— Значит, так, — сказал Лореотис, налив прозрачную жидкость из бутылки в две стопки, размером не очень уступающие стаканам. — На земле всё ровно. Мелаирим сидит. Я с ним поговорил — вроде чудить не собирается. Как-то даже посвежел с лица — не шибко ему, видать, нравилось в академии верховодить. Погнали, что ли?
Я поднял стопку. Не то чтобы сильно хотелось. Просто уже действительно было всё равно. Мы сидели в одной из многочисленных беседок в саду Искара. Бутылку Лореотис приволок с собой, и что-то мне подсказывало, что была она не единственной.
Самогон — а это, наверное, был он, — обжёг нутро, но я, как маг четырёх стихий, даже виду не подал.
— Таллена твоя сраная опять ревёт. Но теперь хотя бы есть, кому ей сопли вытирать, да благословят Стихии магические браки по любви.
— Чего ревёт-то? — удивился я, глядя, как наполняются стопки.
— Ну как — «чего»? Братик переехал, женится.

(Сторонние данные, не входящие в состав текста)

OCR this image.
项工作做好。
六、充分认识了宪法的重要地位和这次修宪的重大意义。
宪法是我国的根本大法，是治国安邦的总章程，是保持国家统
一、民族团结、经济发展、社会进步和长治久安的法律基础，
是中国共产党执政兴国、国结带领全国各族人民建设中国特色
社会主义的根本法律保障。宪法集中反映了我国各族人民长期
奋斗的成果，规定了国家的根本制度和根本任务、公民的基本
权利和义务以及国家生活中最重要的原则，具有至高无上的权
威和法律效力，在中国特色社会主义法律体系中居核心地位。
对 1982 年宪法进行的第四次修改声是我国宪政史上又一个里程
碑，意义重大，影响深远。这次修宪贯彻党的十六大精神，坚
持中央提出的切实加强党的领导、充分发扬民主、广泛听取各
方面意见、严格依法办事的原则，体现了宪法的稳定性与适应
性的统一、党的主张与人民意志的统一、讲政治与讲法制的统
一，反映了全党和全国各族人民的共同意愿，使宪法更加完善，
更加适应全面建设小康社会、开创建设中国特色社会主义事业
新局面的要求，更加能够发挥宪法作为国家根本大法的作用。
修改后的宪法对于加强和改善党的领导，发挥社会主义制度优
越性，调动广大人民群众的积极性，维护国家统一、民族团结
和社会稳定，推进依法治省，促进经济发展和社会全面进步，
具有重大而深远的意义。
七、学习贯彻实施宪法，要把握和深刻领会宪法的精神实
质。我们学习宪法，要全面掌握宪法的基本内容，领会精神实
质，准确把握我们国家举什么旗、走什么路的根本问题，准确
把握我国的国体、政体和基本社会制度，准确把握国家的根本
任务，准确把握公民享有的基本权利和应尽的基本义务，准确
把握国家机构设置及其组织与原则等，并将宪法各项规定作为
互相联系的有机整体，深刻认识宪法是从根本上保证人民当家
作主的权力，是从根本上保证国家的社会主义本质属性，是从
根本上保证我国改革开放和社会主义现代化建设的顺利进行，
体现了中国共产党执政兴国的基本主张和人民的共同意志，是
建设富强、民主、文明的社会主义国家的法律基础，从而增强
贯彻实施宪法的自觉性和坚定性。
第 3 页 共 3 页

— Она, вообще-то, тоже замуж вышла.
— Да она не от ревности, — отмахнулся Лореотис. — Та дурь в ней, слава Огню, перегорела. Она теперь волнуется, что ты — маленький и беспомощный, без неё не сообразишь, куда и тыкаться-то.
— Приплыли! — возмутился я. — Она, вообще-то, младше меня на целых…
— А Талли? — перебил Лореотис.
— А, ну да… Блин, вот уж у кого каша в голове ещё хуже, чем у меня.
— Точно говоришь. Я быстро оттуда убежал, в общем. Давай, между первой и второй…
Выпили ещё раз. Тут вдруг на полянке рядом с беседкой появилась Акади.
— А я чувствую — где-то пьют, — сообщила она с улыбкой. — Вы берите, пожалуйста, мне одной этого очень много.
Она поставила на стол блюдо с бутербродиками, поклонилась, будто прислуга, и ушла.
— Великая женщина, — сказал ей вслед Лореотис. — Слыхал, разбежалась со своим. Думаю, может, потанцевать её на свадьбе твоей пригласить…
— Всего-то потанцевать? — усмехнулся я. — Что-то не верится.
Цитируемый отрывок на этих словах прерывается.